Aafjes keert zich in dat nageleverde stuk resoluut, ja ‘wit-gloeiend’ zoals hij het zelf noemt, tegen de onverdunde uitingen van haat die zijn drievoudige exposé bij lezers heeft opgeroepen.
Die reacties gingen zó ver, dat hij brieven ontving waarin Lucebert dood werd gewenst en dat zijn soort ‘zo spoedig mogelijk verhongert en uitsterft’. Aafjes repliceert:
Welnu, laat ik duidelijk zijn. […] Als men mij zou vragen wie er gesteund moet worden, op welke wijze dan ook, dan antwoord ik zonder voorbehoud: de experimentelen. Vóór alles en iedereen de experimentelen. En niet alleen de experimentelen die ik prachtig vind. Maar eveneens en misschien wel op de eerste plaats een extreme experimenteel als Lucebert. […] Een man die zijn stem en zijn taal en daarmee de poëzie opoffert (ook al meent hij misschien het tegenovergestelde te doen) om de poëzie opnieuw te laten functioneren, stelt een daad die ergens ver boven het eigen belang uitgaat.

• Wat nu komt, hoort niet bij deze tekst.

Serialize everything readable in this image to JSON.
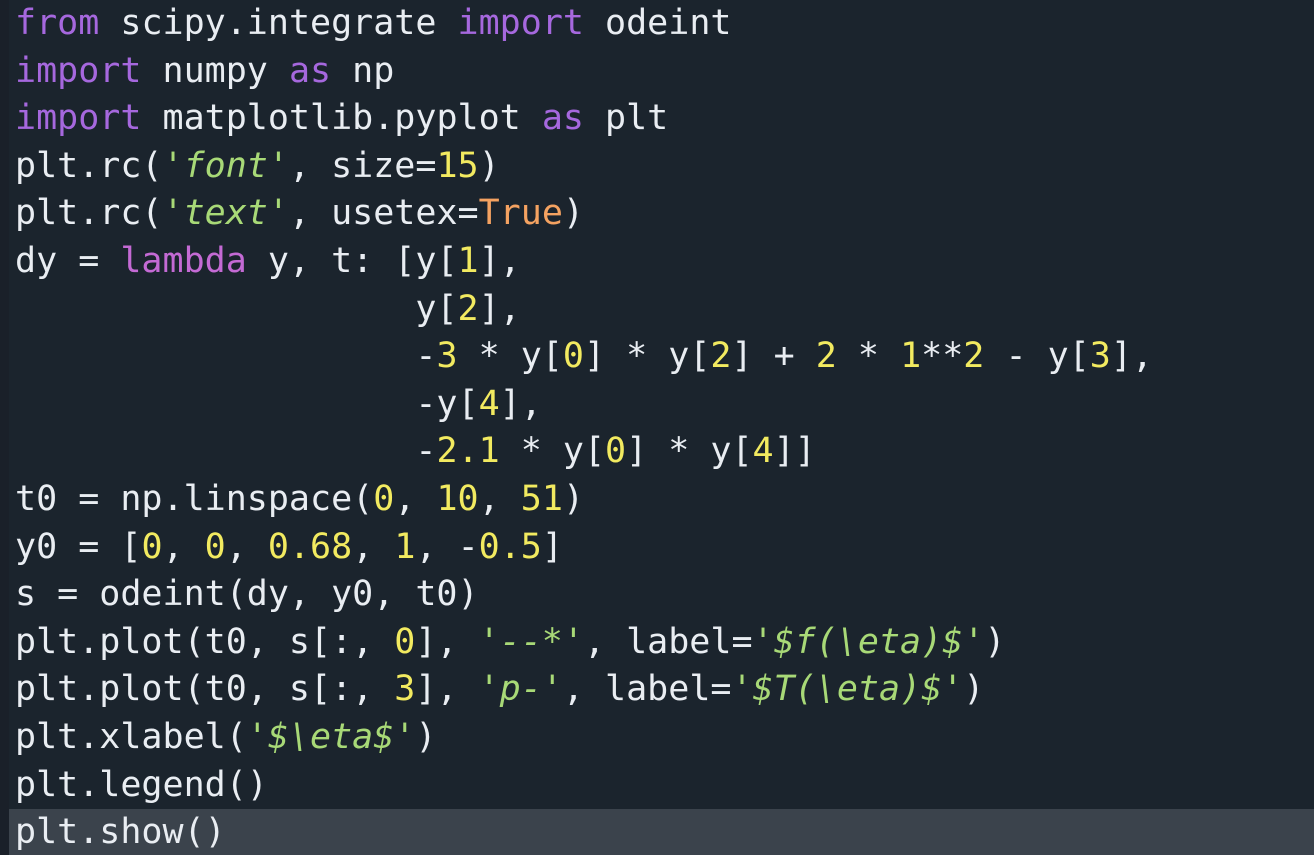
{
  "editor": {
    "language": "python",
    "theme": "dark",
    "background_color": "#1b242d",
    "gutter_color": "#1a2029",
    "current_line_highlight_color": "#3b434c",
    "default_text_color": "#e9edf2",
    "current_line_number": 18,
    "total_lines": 18,
    "font_size_px": 35
  },
  "syntax_colors": {
    "keyword_import": "#a668de",
    "keyword_lambda": "#c46ad4",
    "string": "#a8d977",
    "number": "#f2ea60",
    "constant": "#f4a261",
    "plain": "#e9edf2"
  },
  "code": {
    "full_text": "from scipy.integrate import odeint\nimport numpy as np\nimport matplotlib.pyplot as plt\nplt.rc('font', size=15)\nplt.rc('text', usetex=True)\ndy = lambda y, t: [y[1],\n                   y[2],\n                   -3 * y[0] * y[2] + 2 * 1**2 - y[3],\n                   -y[4],\n                   -2.1 * y[0] * y[4]]\nt0 = np.linspace(0, 10, 51)\ny0 = [0, 0, 0.68, 1, -0.5]\ns = odeint(dy, y0, t0)\nplt.plot(t0, s[:, 0], '--*', label='$f(\\\\eta)$')\nplt.plot(t0, s[:, 3], 'p-', label='$T(\\\\eta)$')\nplt.xlabel('$\\\\eta$')\nplt.legend()\nplt.show()",
    "lines": [
      {
        "n": 1,
        "current": false,
        "tokens": [
          {
            "t": "from",
            "c": "kw-import"
          },
          {
            "t": " scipy.integrate ",
            "c": "plain"
          },
          {
            "t": "import",
            "c": "kw-import"
          },
          {
            "t": " odeint",
            "c": "plain"
          }
        ]
      },
      {
        "n": 2,
        "current": false,
        "tokens": [
          {
            "t": "import",
            "c": "kw-import"
          },
          {
            "t": " numpy ",
            "c": "plain"
          },
          {
            "t": "as",
            "c": "kw-import"
          },
          {
            "t": " np",
            "c": "plain"
          }
        ]
      },
      {
        "n": 3,
        "current": false,
        "tokens": [
          {
            "t": "import",
            "c": "kw-import"
          },
          {
            "t": " matplotlib.pyplot ",
            "c": "plain"
          },
          {
            "t": "as",
            "c": "kw-import"
          },
          {
            "t": " plt",
            "c": "plain"
          }
        ]
      },
      {
        "n": 4,
        "current": false,
        "tokens": [
          {
            "t": "plt.rc(",
            "c": "plain"
          },
          {
            "t": "'font'",
            "c": "str"
          },
          {
            "t": ", size=",
            "c": "plain"
          },
          {
            "t": "15",
            "c": "num"
          },
          {
            "t": ")",
            "c": "plain"
          }
        ]
      },
      {
        "n": 5,
        "current": false,
        "tokens": [
          {
            "t": "plt.rc(",
            "c": "plain"
          },
          {
            "t": "'text'",
            "c": "str"
          },
          {
            "t": ", usetex=",
            "c": "plain"
          },
          {
            "t": "True",
            "c": "const"
          },
          {
            "t": ")",
            "c": "plain"
          }
        ]
      },
      {
        "n": 6,
        "current": false,
        "tokens": [
          {
            "t": "dy = ",
            "c": "plain"
          },
          {
            "t": "lambda",
            "c": "kw-lambda"
          },
          {
            "t": " y, t: [y[",
            "c": "plain"
          },
          {
            "t": "1",
            "c": "num"
          },
          {
            "t": "],",
            "c": "plain"
          }
        ]
      },
      {
        "n": 7,
        "current": false,
        "tokens": [
          {
            "t": "                   y[",
            "c": "plain"
          },
          {
            "t": "2",
            "c": "num"
          },
          {
            "t": "],",
            "c": "plain"
          }
        ]
      },
      {
        "n": 8,
        "current": false,
        "tokens": [
          {
            "t": "                   -",
            "c": "plain"
          },
          {
            "t": "3",
            "c": "num"
          },
          {
            "t": " * y[",
            "c": "plain"
          },
          {
            "t": "0",
            "c": "num"
          },
          {
            "t": "] * y[",
            "c": "plain"
          },
          {
            "t": "2",
            "c": "num"
          },
          {
            "t": "] + ",
            "c": "plain"
          },
          {
            "t": "2",
            "c": "num"
          },
          {
            "t": " * ",
            "c": "plain"
          },
          {
            "t": "1",
            "c": "num"
          },
          {
            "t": "**",
            "c": "plain"
          },
          {
            "t": "2",
            "c": "num"
          },
          {
            "t": " - y[",
            "c": "plain"
          },
          {
            "t": "3",
            "c": "num"
          },
          {
            "t": "],",
            "c": "plain"
          }
        ]
      },
      {
        "n": 9,
        "current": false,
        "tokens": [
          {
            "t": "                   -y[",
            "c": "plain"
          },
          {
            "t": "4",
            "c": "num"
          },
          {
            "t": "],",
            "c": "plain"
          }
        ]
      },
      {
        "n": 10,
        "current": false,
        "tokens": [
          {
            "t": "                   -",
            "c": "plain"
          },
          {
            "t": "2.1",
            "c": "num"
          },
          {
            "t": " * y[",
            "c": "plain"
          },
          {
            "t": "0",
            "c": "num"
          },
          {
            "t": "] * y[",
            "c": "plain"
          },
          {
            "t": "4",
            "c": "num"
          },
          {
            "t": "]]",
            "c": "plain"
          }
        ]
      },
      {
        "n": 11,
        "current": false,
        "tokens": [
          {
            "t": "t0 = np.linspace(",
            "c": "plain"
          },
          {
            "t": "0",
            "c": "num"
          },
          {
            "t": ", ",
            "c": "plain"
          },
          {
            "t": "10",
            "c": "num"
          },
          {
            "t": ", ",
            "c": "plain"
          },
          {
            "t": "51",
            "c": "num"
          },
          {
            "t": ")",
            "c": "plain"
          }
        ]
      },
      {
        "n": 12,
        "current": false,
        "tokens": [
          {
            "t": "y0 = [",
            "c": "plain"
          },
          {
            "t": "0",
            "c": "num"
          },
          {
            "t": ", ",
            "c": "plain"
          },
          {
            "t": "0",
            "c": "num"
          },
          {
            "t": ", ",
            "c": "plain"
          },
          {
            "t": "0.68",
            "c": "num"
          },
          {
            "t": ", ",
            "c": "plain"
          },
          {
            "t": "1",
            "c": "num"
          },
          {
            "t": ", -",
            "c": "plain"
          },
          {
            "t": "0.5",
            "c": "num"
          },
          {
            "t": "]",
            "c": "plain"
          }
        ]
      },
      {
        "n": 13,
        "current": false,
        "tokens": [
          {
            "t": "s = odeint(dy, y0, t0)",
            "c": "plain"
          }
        ]
      },
      {
        "n": 14,
        "current": false,
        "tokens": [
          {
            "t": "plt.plot(t0, s[:, ",
            "c": "plain"
          },
          {
            "t": "0",
            "c": "num"
          },
          {
            "t": "], ",
            "c": "plain"
          },
          {
            "t": "'--*'",
            "c": "str"
          },
          {
            "t": ", label=",
            "c": "plain"
          },
          {
            "t": "'$f(\\eta)$'",
            "c": "str"
          },
          {
            "t": ")",
            "c": "plain"
          }
        ]
      },
      {
        "n": 15,
        "current": false,
        "tokens": [
          {
            "t": "plt.plot(t0, s[:, ",
            "c": "plain"
          },
          {
            "t": "3",
            "c": "num"
          },
          {
            "t": "], ",
            "c": "plain"
          },
          {
            "t": "'p-'",
            "c": "str"
          },
          {
            "t": ", label=",
            "c": "plain"
          },
          {
            "t": "'$T(\\eta)$'",
            "c": "str"
          },
          {
            "t": ")",
            "c": "plain"
          }
        ]
      },
      {
        "n": 16,
        "current": false,
        "tokens": [
          {
            "t": "plt.xlabel(",
            "c": "plain"
          },
          {
            "t": "'$\\eta$'",
            "c": "str"
          },
          {
            "t": ")",
            "c": "plain"
          }
        ]
      },
      {
        "n": 17,
        "current": false,
        "tokens": [
          {
            "t": "plt.legend()",
            "c": "plain"
          }
        ]
      },
      {
        "n": 18,
        "current": true,
        "tokens": [
          {
            "t": "plt.show()",
            "c": "plain"
          }
        ]
      }
    ]
  }
}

En daarvoor salueer ik.
Toegegeven, er staan in Aafjes’ reactie op ‘het type lezer van “Hang ze op”’ uitspraken die als rechtvaardiging van zijn kritische aanpak enigszins gewild aandoen, maar al met al maakt zijn naschrift toch iets duidelijk van hetgeen in zijn essays kennelijk onvoldoende uit de verf gekomen was. Namelijk dat zijn tuchtiging van de experimentele poëzie bedoeld was als een poging om haar te ‘helpen zichzelf op een grootse wijze te verwezenlijken.’ Hij staat, schrijft hij, hoe dan ook aan de kant van de dichters, experimenteel of niet. Zijn kritiek is met tegenzin geschreven, zegt hij, want hij is ‘geen oorlogspaard’.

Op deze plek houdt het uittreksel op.